Scienza e politica
Se la politica monetaria è sempre la stessa e cioè reagire alle aspettative di inflazione aggiustando i tassi d’interesse, non è certo perché questa sia l’unica opzione disponibile e d’altronde si chiama “politica”, non “scienza” monetaria. Forse sarebbe meglio se fosse una “scienza” visto che la disposizione dello scienziato è aperta alle revisioni delle proprie teorie, più di quanto non lo sia quella del politico. Il fatto che questa sia una visione particolare della scienza (esiste una robusta tradizione per cui gli scienziati non sono allegri collaboratori alla ricerca del vero, ma strenui difensori della posizione da loro riconosciuta), dovrebbe rincuorare riguardo l’infondatezza della pretesa di generale validità della politica monetaria.
Occorrerà chiedersi, prima del perché lo faccia, chi vada a tutelare la decisione cosiddetta “tecnica” di regolare l’inflazione tramite il tasso di interesse. In altre parole occorre partire dall’idea secondo cui, ai fini di un’analisi almeno seria, non possiamo considerare “individualità autosufficienti”, ma solo le relazioni tra queste. Non esistono “imprenditori”, “consumatori”, “mercato”, “Stato”, “inflazione” eccetera. Esiste il rapporto che li lega: quale membro del rapporto esce rafforzato dalla decisione di tenere a bada l’inflazione aumentando i tassi di interesse? Mi pare la questione decisiva.
La Bce ha aumentato il tasso di interesse per difendere il potere di acquisto delle classi medie dall'inflazione causata dal rialzo delle quotazioni delle fonti energetiche. Al di là di inutili infingimenti retorici, l'aumento restringe il consumo energetico della classe media, mentre avvantaggia chi possiede crediti rispetto a chi detiene debiti e gli investitori internazionali, che spostano i capitali dove conviene. Conseguenze non secondarie sono la disciplina del lavoro, senza concedere nulla ai sindacati, e il rafforzamento della valuta, senza alcuna redistribuzione interna. La riduzione del consumo dovrebbe contenere al ribasso i costi delle risorse energetiche. Secondo me c'è, perlomeno nel dibattito mediatico e politico mainstream, un'ipocrisia di fondo.

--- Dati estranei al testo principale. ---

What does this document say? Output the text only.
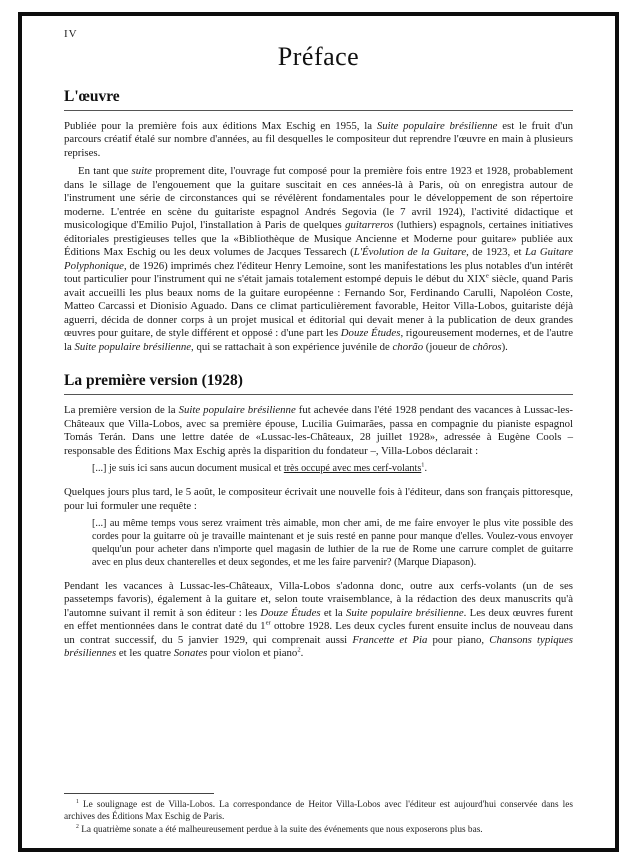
IV
Préface
L'œuvre

Publiée pour la première fois aux éditions Max Eschig en 1955, la Suite populaire brésilienne est le fruit d'un parcours créatif étalé sur nombre d'années, au fil desquelles le compositeur dut reprendre l'œuvre en main à plusieurs reprises.

En tant que suite proprement dite, l'ouvrage fut composé pour la première fois entre 1923 et 1928, probablement dans le sillage de l'engouement que la guitare suscitait en ces années-là à Paris, où on enregistra autour de l'instrument une série de circonstances qui se révélèrent fondamentales pour le développement de son répertoire moderne. L'entrée en scène du guitariste espagnol Andrés Segovia (le 7 avril 1924), l'activité didactique et musicologique d'Emilio Pujol, l'installation à Paris de quelques guitarreros (luthiers) espagnols, certaines initiatives éditoriales prestigieuses telles que la «Bibliothèque de Musique Ancienne et Moderne pour guitare» publiée aux Éditions Max Eschig ou les deux volumes de Jacques Tessarech (L'Évolution de la Guitare, de 1923, et La Guitare Polyphonique, de 1926) imprimés chez l'éditeur Henry Lemoine, sont les manifestations les plus notables d'un intérêt tout particulier pour l'instrument qui ne s'était jamais totalement estompé depuis le début du XIXe siècle, quand Paris avait accueilli les plus beaux noms de la guitare européenne : Fernando Sor, Ferdinando Carulli, Napoléon Coste, Matteo Carcassi et Dionisio Aguado. Dans ce climat particulièrement favorable, Heitor Villa-Lobos, guitariste déjà aguerri, décida de donner corps à un projet musical et éditorial qui devait mener à la publication de deux grandes œuvres pour guitare, de style différent et opposé : d'une part les Douze Études, rigoureusement modernes, et de l'autre la Suite populaire brésilienne, qui se rattachait à son expérience juvénile de chorão (joueur de chôros).

La première version (1928)

La première version de la Suite populaire brésilienne fut achevée dans l'été 1928 pendant des vacances à Lussac-les-Châteaux que Villa-Lobos, avec sa première épouse, Lucilia Guimarães, passa en compagnie du pianiste espagnol Tomás Terán. Dans une lettre datée de «Lussac-les-Châteaux, 28 juillet 1928», adressée à Eugène Cools – responsable des Éditions Max Eschig après la disparition du fondateur –, Villa-Lobos déclarait :

[...] je suis ici sans aucun document musical et très occupé avec mes cerf-volants$^1$.

Quelques jours plus tard, le 5 août, le compositeur écrivait une nouvelle fois à l'éditeur, dans son français pittoresque, pour lui formuler une requête :

[...] au même temps vous serez vraiment très aimable, mon cher ami, de me faire envoyer le plus vite possible des cordes pour la guitarre où je travaille maintenant et je suis resté en panne pour manque d'elles. Voulez-vous envoyer quelqu'un pour acheter dans n'importe quel magasin de luthier de la rue de Rome une carrure complet de guitarre avec en plus deux chanterelles et deux segondes, et me les faire parvenir? (Marque Diapason).

Pendant les vacances à Lussac-les-Châteaux, Villa-Lobos s'adonna donc, outre aux cerfs-volants (un de ses passetemps favoris), également à la guitare et, selon toute vraisemblance, à la rédaction des deux manuscrits qu'à l'automne suivant il remit à son éditeur : les Douze Études et la Suite populaire brésilienne. Les deux œuvres furent en effet mentionnées dans le contrat daté du 1er ottobre 1928. Les deux cycles furent ensuite inclus de nouveau dans un contrat successif, du 5 janvier 1929, qui comprenait aussi Francette et Pia pour piano, Chansons typiques brésiliennes et les quatre Sonates pour violon et piano$^2$.

$^1$ Le soulignage est de Villa-Lobos. La correspondance de Heitor Villa-Lobos avec l'éditeur est aujourd'hui conservée dans les archives des Éditions Max Eschig de Paris.
$^2$ La quatrième sonate a été malheureusement perdue à la suite des événements que nous exposerons plus bas.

Nell'immaginario collettivo i "mercati" sono visti come tempio della razionalità, del giusto prezzo dei beni, determinato dal rapporto domanda/offerta e dalla competitività delle aziende. Invece i consumatori, coloro che al mercato si adeguano più che parteciparvi (come alle decisioni politiche), spesso passano per irrazionali, pronti a dare sfogo alla frenesia di soddisfare immediatamente i propri bisogni. Dunque viene naturale pensare la scelta di controllare l'inflazione tramite il livello dei tassi sia dolorosa, ma necessaria, inevitabile e soprattutto giusta. Perché in fondo sono operatori di borsa e imprenditori quotati a garantire la crescita. Sono le loro fatiche a generare posti di lavoro e assistenza sociale.
Oggi i prezzi energetici aumentano per la decisione politica irrazionale di attaccare l’Iran da parte di Israele e Stati Uniti cui i mercati internazionali reagiscono scommettendo in modo irrazionale (perché la ricchezza finanziaria è in mano a un pugno di oligarchi e colossali fondi d’investimento in grado di dettare le regole) su quanto saranno irrazionali i politici: Bibi e Trump si fermeranno? I pasdaran bloccheranno davvero Hormuz? L’ultimo tweet di Trump sarà credibile? L’Ue rimuoverà le sanzioni alla Russia? Questo si chiedono i mercati e probabilmente lo fanno prima di parlare di domanda/offerta.
La centralità dei mercati è una scelta politica e l’idea di contrastare l’inflazione contraendo la domanda è una particolare soluzione, coerente con un certo assetto istituzionale e con una determinata concezione del rapporto tra Stato, mercato e redistribuzione.